Sleep is important for physical restoration as well as memory consolidation and a good old brain recharge. This is why sleep is like the human form of recharging our batteries.
WHEN TO WAKE UP?
The best time for us to wake up would be when we have completed a sleep cycle, so in stage 2 of our NREM sleep which follows REM sleep. There is no real way to tell when this is occurring within us to be able to wake us up but finding a nightly pattern that works for you and leaves you feeling most refreshed when you rise in the morning is the best way to ensure you get the best rest you can. A nightly bedtime routine and darkened, comfortable room (and bed) aid in ensuring we know we are winding down and preparing for sleep. Setting an alarm can help if you want to try to make sure you get between 7-9 hours. Minimising any potential interruptions or disturbances can help to ensure that you sleep through as many cycles as can fit into your time frame without disruption and therefore giving you the best kind of sleep. Try to go to bed and wake up at the same time every night/morning, even at the weekend, for the healthiest sleep pattern to begin to emerge; consistency is key.

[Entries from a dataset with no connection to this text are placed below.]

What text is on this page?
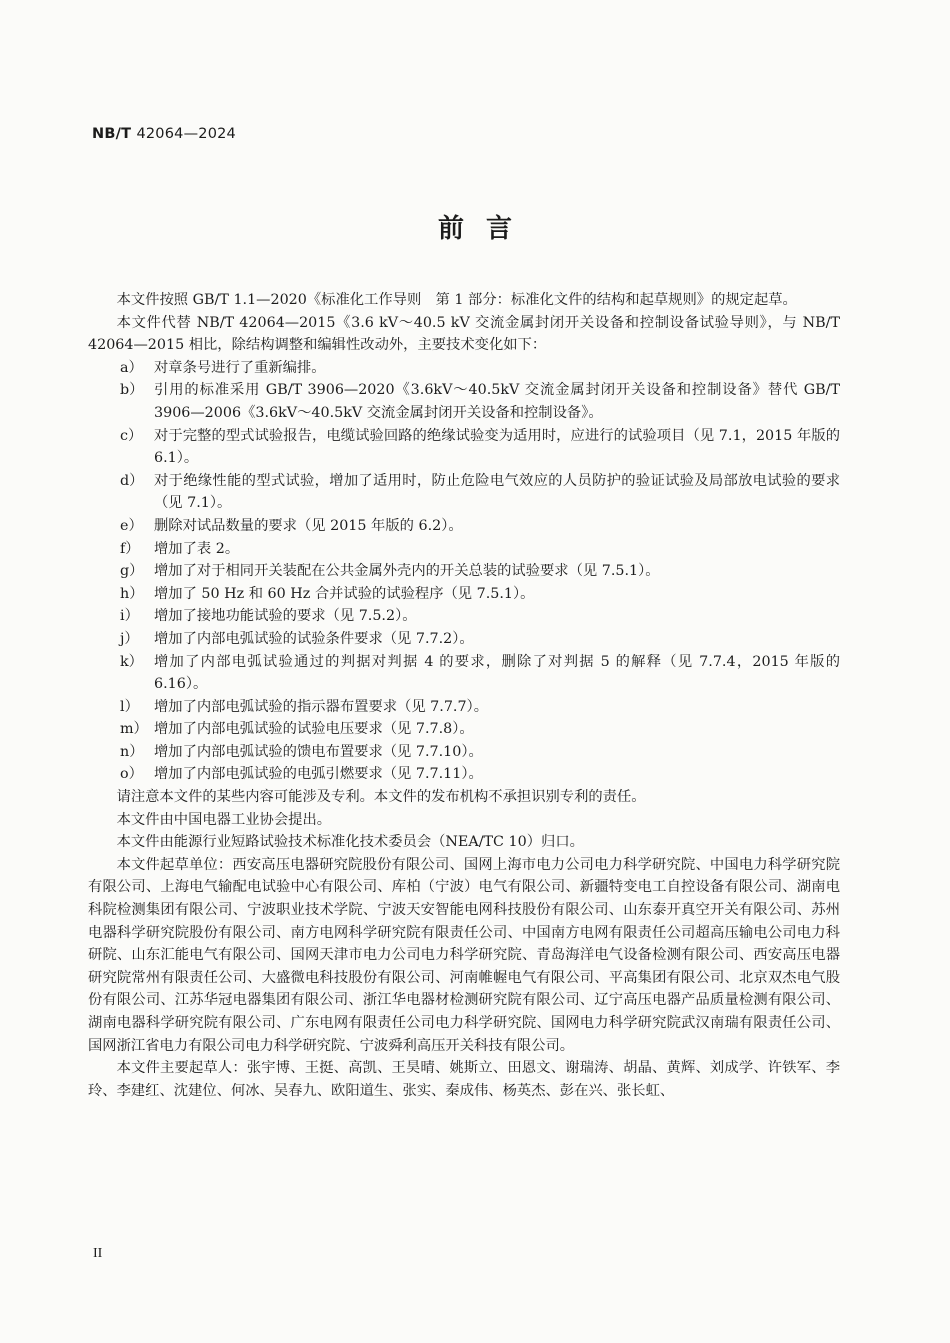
NB/T 42064—2024
前言

本文件按照 GB/T 1.1—2020《标准化工作导则　第 1 部分：标准化文件的结构和起草规则》的规定起草。

本文件代替 NB/T 42064—2015《3.6 kV～40.5 kV 交流金属封闭开关设备和控制设备试验导则》，与 NB/T 42064—2015 相比，除结构调整和编辑性改动外，主要技术变化如下：

a） 对章条号进行了重新编排。
b） 引用的标准采用 GB/T 3906—2020《3.6kV～40.5kV 交流金属封闭开关设备和控制设备》替代 GB/T 3906—2006《3.6kV～40.5kV 交流金属封闭开关设备和控制设备》。
c） 对于完整的型式试验报告，电缆试验回路的绝缘试验变为适用时，应进行的试验项目（见 7.1，2015 年版的 6.1）。
d） 对于绝缘性能的型式试验，增加了适用时，防止危险电气效应的人员防护的验证试验及局部放电试验的要求（见 7.1）。
e） 删除对试品数量的要求（见 2015 年版的 6.2）。
f） 增加了表 2。
g） 增加了对于相同开关装配在公共金属外壳内的开关总装的试验要求（见 7.5.1）。
h） 增加了 50 Hz 和 60 Hz 合并试验的试验程序（见 7.5.1）。
i） 增加了接地功能试验的要求（见 7.5.2）。
j） 增加了内部电弧试验的试验条件要求（见 7.7.2）。
k） 增加了内部电弧试验通过的判据对判据 4 的要求，删除了对判据 5 的解释（见 7.7.4，2015 年版的 6.16）。
l） 增加了内部电弧试验的指示器布置要求（见 7.7.7）。
m） 增加了内部电弧试验的试验电压要求（见 7.7.8）。
n） 增加了内部电弧试验的馈电布置要求（见 7.7.10）。
o） 增加了内部电弧试验的电弧引燃要求（见 7.7.11）。

请注意本文件的某些内容可能涉及专利。本文件的发布机构不承担识别专利的责任。

本文件由中国电器工业协会提出。

本文件由能源行业短路试验技术标准化技术委员会（NEA/TC 10）归口。

本文件起草单位：西安高压电器研究院股份有限公司、国网上海市电力公司电力科学研究院、中国电力科学研究院有限公司、上海电气输配电试验中心有限公司、库柏（宁波）电气有限公司、新疆特变电工自控设备有限公司、湖南电科院检测集团有限公司、宁波职业技术学院、宁波天安智能电网科技股份有限公司、山东泰开真空开关有限公司、苏州电器科学研究院股份有限公司、南方电网科学研究院有限责任公司、中国南方电网有限责任公司超高压输电公司电力科研院、山东汇能电气有限公司、国网天津市电力公司电力科学研究院、青岛海洋电气设备检测有限公司、西安高压电器研究院常州有限责任公司、大盛微电科技股份有限公司、河南帷幄电气有限公司、平高集团有限公司、北京双杰电气股份有限公司、江苏华冠电器集团有限公司、浙江华电器材检测研究院有限公司、辽宁高压电器产品质量检测有限公司、湖南电器科学研究院有限公司、广东电网有限责任公司电力科学研究院、国网电力科学研究院武汉南瑞有限责任公司、国网浙江省电力有限公司电力科学研究院、宁波舜利高压开关科技有限公司。

本文件主要起草人：张宇博、王挺、高凯、王昊晴、姚斯立、田恩文、谢瑞涛、胡晶、黄辉、刘成学、许铁军、李玲、李建红、沈建位、何冰、吴春九、欧阳道生、张实、秦成伟、杨英杰、彭在兴、张长虹、

II
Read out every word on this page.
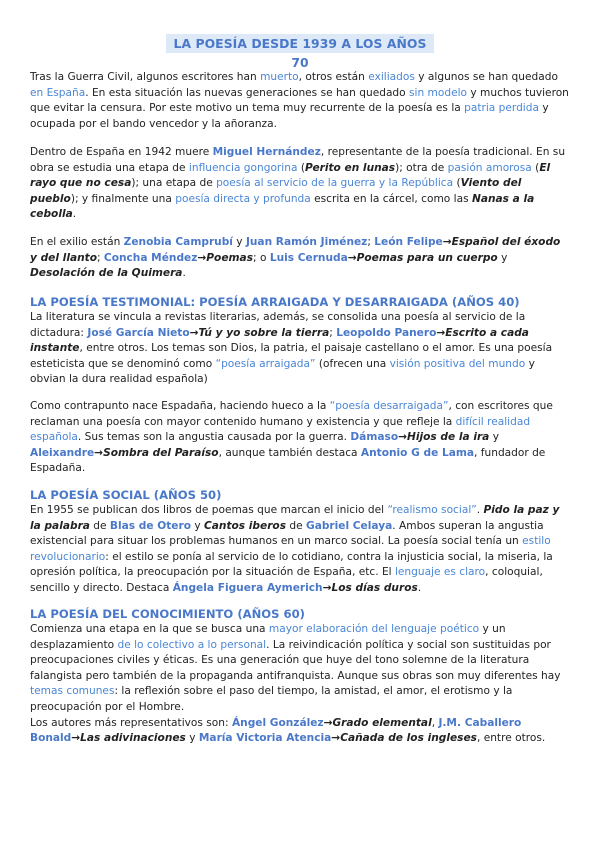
LA POESÍA DESDE 1939 A LOS AÑOS 70

Tras la Guerra Civil, algunos escritores han muerto, otros están exiliados y algunos se han quedado en España. En esta situación las nuevas generaciones se han quedado sin modelo y muchos tuvieron que evitar la censura. Por este motivo un tema muy recurrente de la poesía es la patria perdida y ocupada por el bando vencedor y la añoranza.

Dentro de España en 1942 muere Miguel Hernández, representante de la poesía tradicional. En su obra se estudia una etapa de influencia gongorina (Perito en lunas); otra de pasión amorosa (El rayo que no cesa); una etapa de poesía al servicio de la guerra y la República (Viento del pueblo); y finalmente una poesía directa y profunda escrita en la cárcel, como las Nanas a la cebolla.

En el exilio están Zenobia Camprubí y Juan Ramón Jiménez; León Felipe→Español del éxodo y del llanto; Concha Méndez→Poemas; o Luis Cernuda→Poemas para un cuerpo y Desolación de la Quimera.

LA POESÍA TESTIMONIAL: POESÍA ARRAIGADA Y DESARRAIGADA (AÑOS 40)

La literatura se vincula a revistas literarias, además, se consolida una poesía al servicio de la dictadura: José García Nieto→Tú y yo sobre la tierra; Leopoldo Panero→Escrito a cada instante, entre otros. Los temas son Dios, la patria, el paisaje castellano o el amor. Es una poesía esteticista que se denominó como “poesía arraigada” (ofrecen una visión positiva del mundo y obvian la dura realidad española)

Como contrapunto nace Espadaña, haciendo hueco a la “poesía desarraigada”, con escritores que reclaman una poesía con mayor contenido humano y existencia y que refleje la difícil realidad española. Sus temas son la angustia causada por la guerra. Dámaso→Hijos de la ira y Aleixandre→Sombra del Paraíso, aunque también destaca Antonio G de Lama, fundador de Espadaña.

LA POESÍA SOCIAL (AÑOS 50)

En 1955 se publican dos libros de poemas que marcan el inicio del “realismo social”. Pido la paz y la palabra de Blas de Otero y Cantos iberos de Gabriel Celaya. Ambos superan la angustia existencial para situar los problemas humanos en un marco social. La poesía social tenía un estilo revolucionario: el estilo se ponía al servicio de lo cotidiano, contra la injusticia social, la miseria, la opresión política, la preocupación por la situación de España, etc. El lenguaje es claro, coloquial, sencillo y directo. Destaca Ángela Figuera Aymerich→Los días duros.

LA POESÍA DEL CONOCIMIENTO (AÑOS 60)

Comienza una etapa en la que se busca una mayor elaboración del lenguaje poético y un desplazamiento de lo colectivo a lo personal. La reivindicación política y social son sustituidas por preocupaciones civiles y éticas. Es una generación que huye del tono solemne de la literatura falangista pero también de la propaganda antifranquista. Aunque sus obras son muy diferentes hay temas comunes: la reflexión sobre el paso del tiempo, la amistad, el amor, el erotismo y la preocupación por el Hombre.
Los autores más representativos son: Ángel González→Grado elemental, J.M. Caballero Bonald→Las adivinaciones y María Victoria Atencia→Cañada de los ingleses, entre otros.
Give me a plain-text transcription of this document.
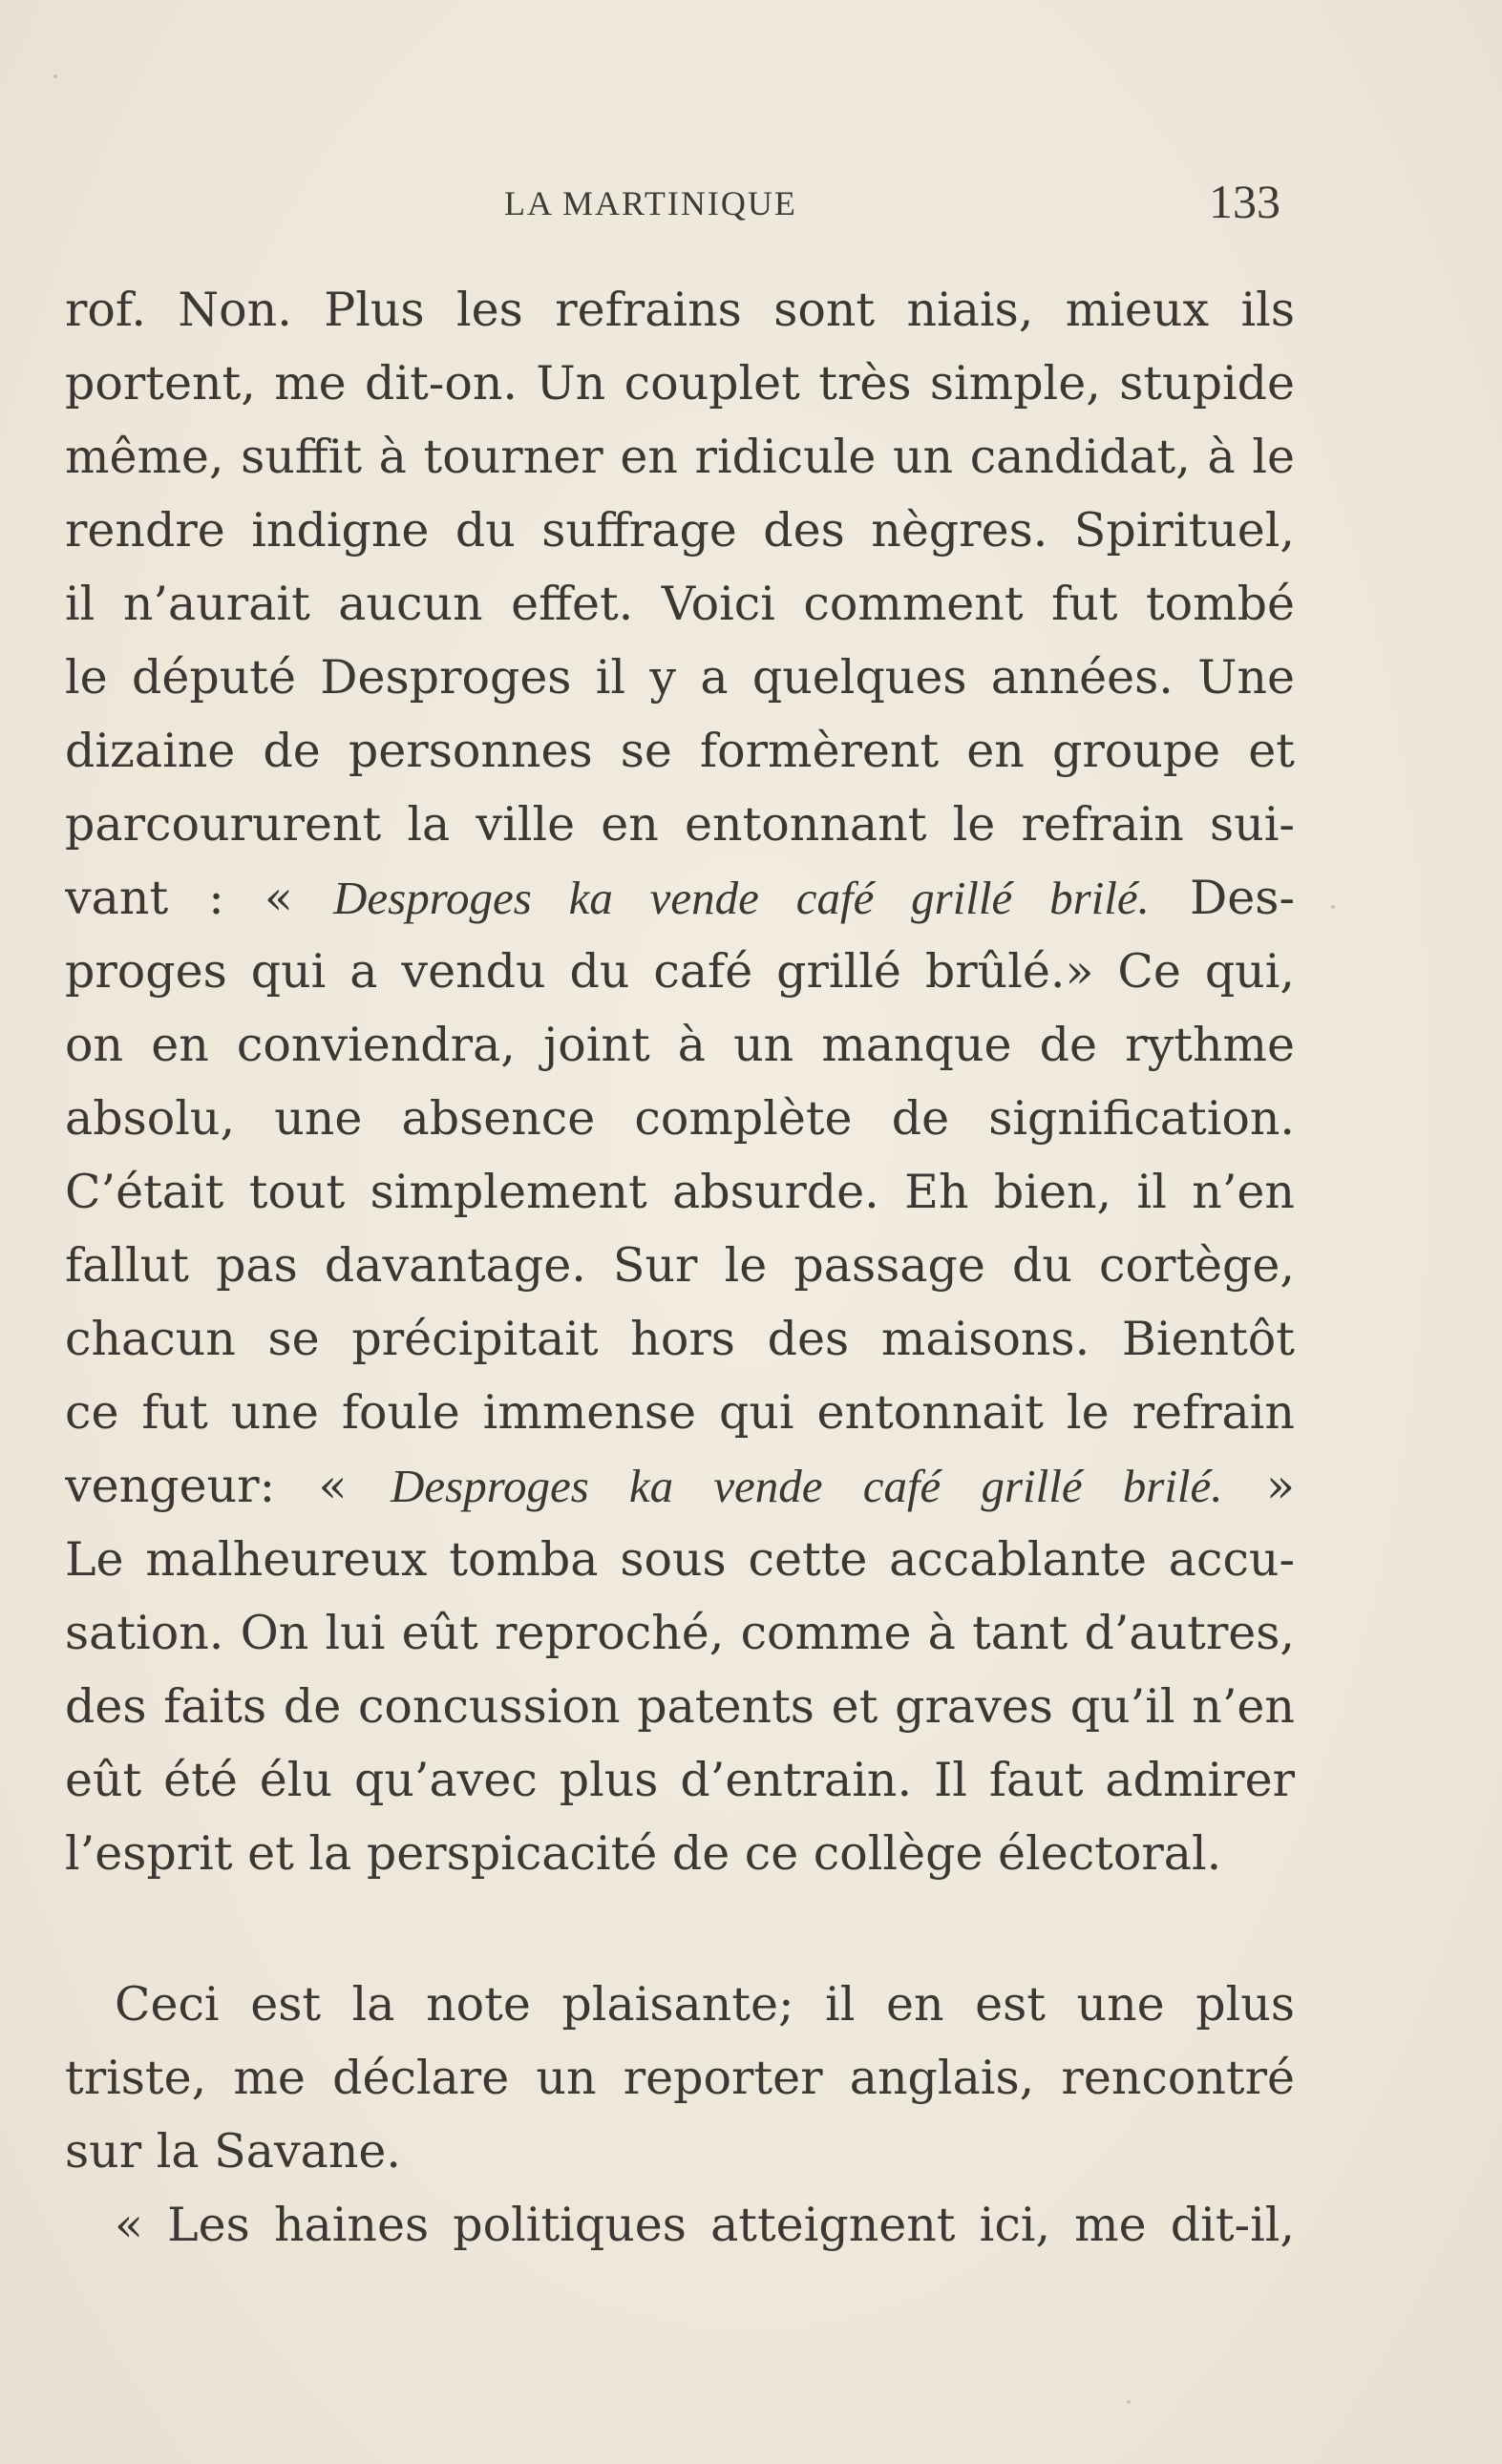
LA MARTINIQUE	133
rof. Non. Plus les refrains sont niais, mieux ils
portent, me dit-on. Un couplet très simple, stupide
même, suffit à tourner en ridicule un candidat, à le
rendre indigne du suffrage des nègres. Spirituel,
il n’aurait aucun effet. Voici comment fut tombé
le député Desproges il y a quelques années. Une
dizaine de personnes se formèrent en groupe et
parcoururent la ville en entonnant le refrain sui-
vant : « Desproges ka vende café grillé brilé. Des-
proges qui a vendu du café grillé brûlé.» Ce qui,
on en conviendra, joint à un manque de rythme
absolu, une absence complète de signification.
C’était tout simplement absurde. Eh bien, il n’en
fallut pas davantage. Sur le passage du cortège,
chacun se précipitait hors des maisons. Bientôt
ce fut une foule immense qui entonnait le refrain
vengeur: « Desproges ka vende café grillé brilé. »
Le malheureux tomba sous cette accablante accu-
sation. On lui eût reproché, comme à tant d’autres,
des faits de concussion patents et graves qu’il n’en
eût été élu qu’avec plus d’entrain. Il faut admirer
l’esprit et la perspicacité de ce collège électoral.
Ceci est la note plaisante; il en est une plus
triste, me déclare un reporter anglais, rencontré
sur la Savane.
« Les haines politiques atteignent ici, me dit-il,
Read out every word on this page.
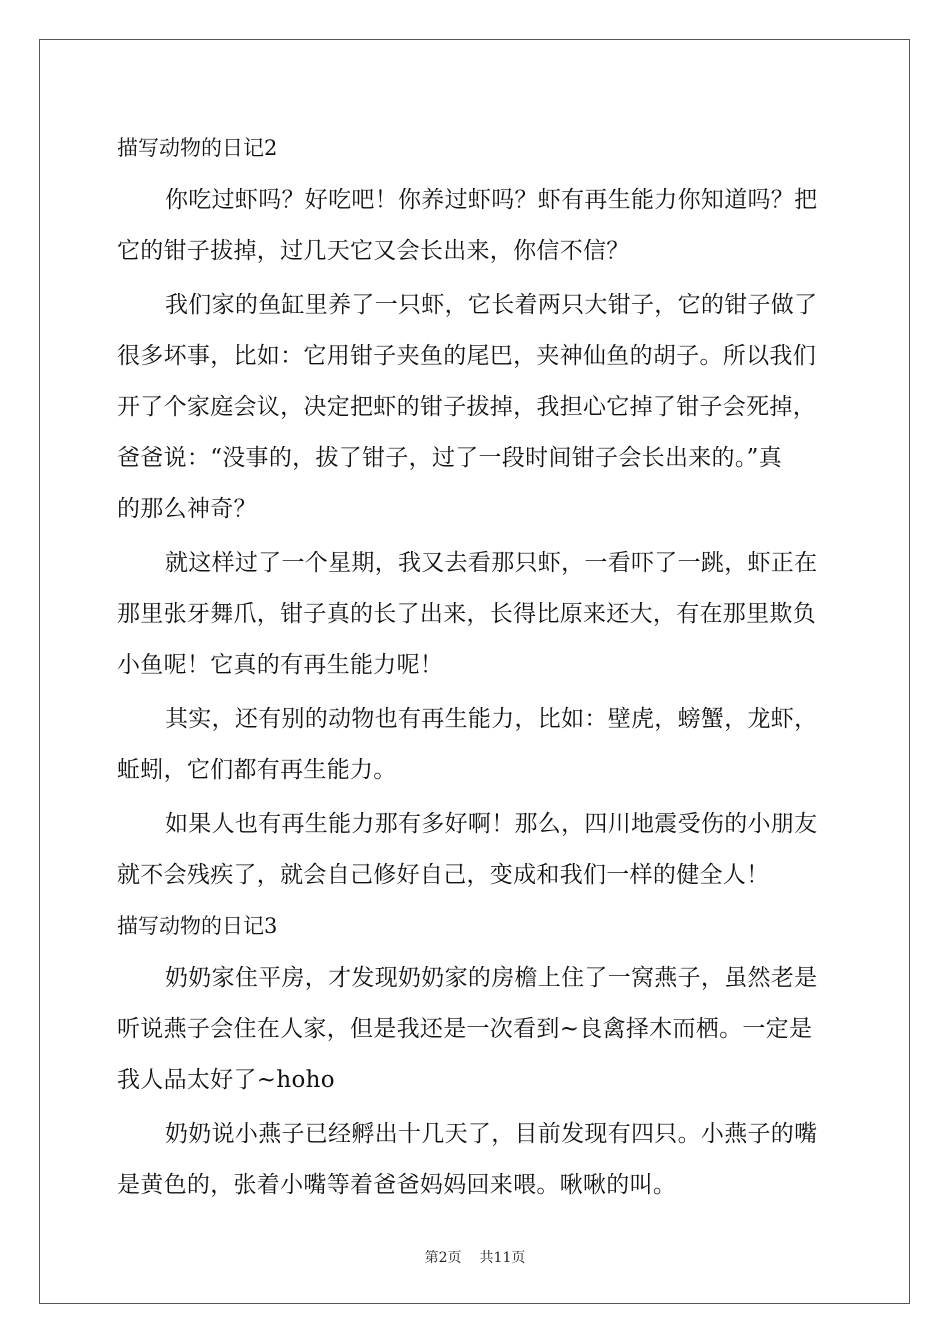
描写动物的日记2
你吃过虾吗？好吃吧！你养过虾吗？虾有再生能力你知道吗？把
它的钳子拔掉，过几天它又会长出来，你信不信？
我们家的鱼缸里养了一只虾，它长着两只大钳子，它的钳子做了
很多坏事，比如：它用钳子夹鱼的尾巴，夹神仙鱼的胡子。所以我们
开了个家庭会议，决定把虾的钳子拔掉，我担心它掉了钳子会死掉，
爸爸说：“没事的，拔了钳子，过了一段时间钳子会长出来的。”真
的那么神奇？
就这样过了一个星期，我又去看那只虾，一看吓了一跳，虾正在
那里张牙舞爪，钳子真的长了出来，长得比原来还大，有在那里欺负
小鱼呢！它真的有再生能力呢！
其实，还有别的动物也有再生能力，比如：壁虎，螃蟹，龙虾，
蚯蚓，它们都有再生能力。
如果人也有再生能力那有多好啊！那么，四川地震受伤的小朋友
就不会残疾了，就会自己修好自己，变成和我们一样的健全人！
描写动物的日记3
奶奶家住平房，才发现奶奶家的房檐上住了一窝燕子，虽然老是
听说燕子会住在人家，但是我还是一次看到~良禽择木而栖。一定是
我人品太好了~hoho
奶奶说小燕子已经孵出十几天了，目前发现有四只。小燕子的嘴
是黄色的，张着小嘴等着爸爸妈妈回来喂。啾啾的叫。
第2页 共11页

One thing that has been revealed from said studies is that eight hours uninterrupted good sleep is really the best thing we can do for ourselves alongside a healthy diet, regular exercise and efficient hydration. Limit your caffeine and alcohol intake as well to promote a healthy sleep. Make enough time for you to be able to get deep, restorative sleep and let your body/alarm clock do the rest.